When setting up the test environment, create 'physionet' as a link
pointing to the real directory 'initial', so that subsequent scripts
can overwrite the link atomically.
We want to avoid "upgrading" python libraries using pip, because this
may not give predictable results, and if installation fails it can
leave the system in a broken half-installed state.

Consequently, instead of installing packages into
/physionet/python-env/physionet, install them into a directory named
for the MD5 hash of requirements.txt.

Installation may produce a lot of output (e.g. when compiling
extension modules from source), so store the log in the installation
directory rather than further cluttering update.log.

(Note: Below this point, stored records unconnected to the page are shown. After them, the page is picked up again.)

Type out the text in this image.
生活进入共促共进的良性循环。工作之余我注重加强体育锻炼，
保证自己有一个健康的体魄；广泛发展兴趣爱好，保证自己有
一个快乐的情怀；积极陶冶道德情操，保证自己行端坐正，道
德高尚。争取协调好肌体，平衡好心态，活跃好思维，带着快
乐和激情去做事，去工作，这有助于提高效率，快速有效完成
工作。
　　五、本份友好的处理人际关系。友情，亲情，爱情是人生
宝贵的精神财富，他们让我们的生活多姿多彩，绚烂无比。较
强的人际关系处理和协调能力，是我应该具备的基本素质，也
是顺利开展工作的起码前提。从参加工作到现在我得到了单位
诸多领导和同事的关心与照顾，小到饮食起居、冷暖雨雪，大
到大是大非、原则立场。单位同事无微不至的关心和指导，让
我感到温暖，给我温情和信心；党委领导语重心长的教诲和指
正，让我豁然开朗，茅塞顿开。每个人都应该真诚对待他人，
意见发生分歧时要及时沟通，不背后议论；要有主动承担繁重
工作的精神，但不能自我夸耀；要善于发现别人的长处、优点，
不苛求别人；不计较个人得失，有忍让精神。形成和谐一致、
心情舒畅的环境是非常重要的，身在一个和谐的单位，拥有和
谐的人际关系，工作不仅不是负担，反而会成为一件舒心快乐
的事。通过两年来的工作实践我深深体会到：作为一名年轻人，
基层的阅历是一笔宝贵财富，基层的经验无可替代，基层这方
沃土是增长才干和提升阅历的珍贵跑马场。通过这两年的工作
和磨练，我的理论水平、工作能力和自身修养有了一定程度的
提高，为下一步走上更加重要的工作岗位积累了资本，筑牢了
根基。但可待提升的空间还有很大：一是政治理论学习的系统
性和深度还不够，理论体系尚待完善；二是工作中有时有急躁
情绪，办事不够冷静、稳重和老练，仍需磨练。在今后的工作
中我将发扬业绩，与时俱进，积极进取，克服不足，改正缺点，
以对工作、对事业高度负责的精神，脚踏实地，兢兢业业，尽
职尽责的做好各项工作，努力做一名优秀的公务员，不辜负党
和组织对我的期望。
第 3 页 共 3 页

After the pip command is successful, copy requirements.txt to a new
file installed.txt.  This serves as a flag to indicate that the
packages were installed successfully, and also provides documentation
of what was supposedly installed.

If requirements.txt matches installed.txt, then we know that we don't
need to reinstall anything.

After the packages have been successfully installed and we have tested
that they're working (at least well enough to invoke
getmigrationtargets), then update the symlink
/physionet/python-env/physionet to point to the new prefix.
We want to avoid "upgrading" python libraries using pip, because this
may not give predictable results, and if installation fails it can
leave the system in a broken half-installed state.  Instead, we want
to install packages from scratch whenever it is required.

To be consistent with the new behavior of the git update hook, do the
same thing when running upgrade tests: rather than "upgrading" the
virtualenv directory, delete the old one and create a new one.  This
makes caching simpler, too, since the directory contents should be
reproducible just from requirements.txt.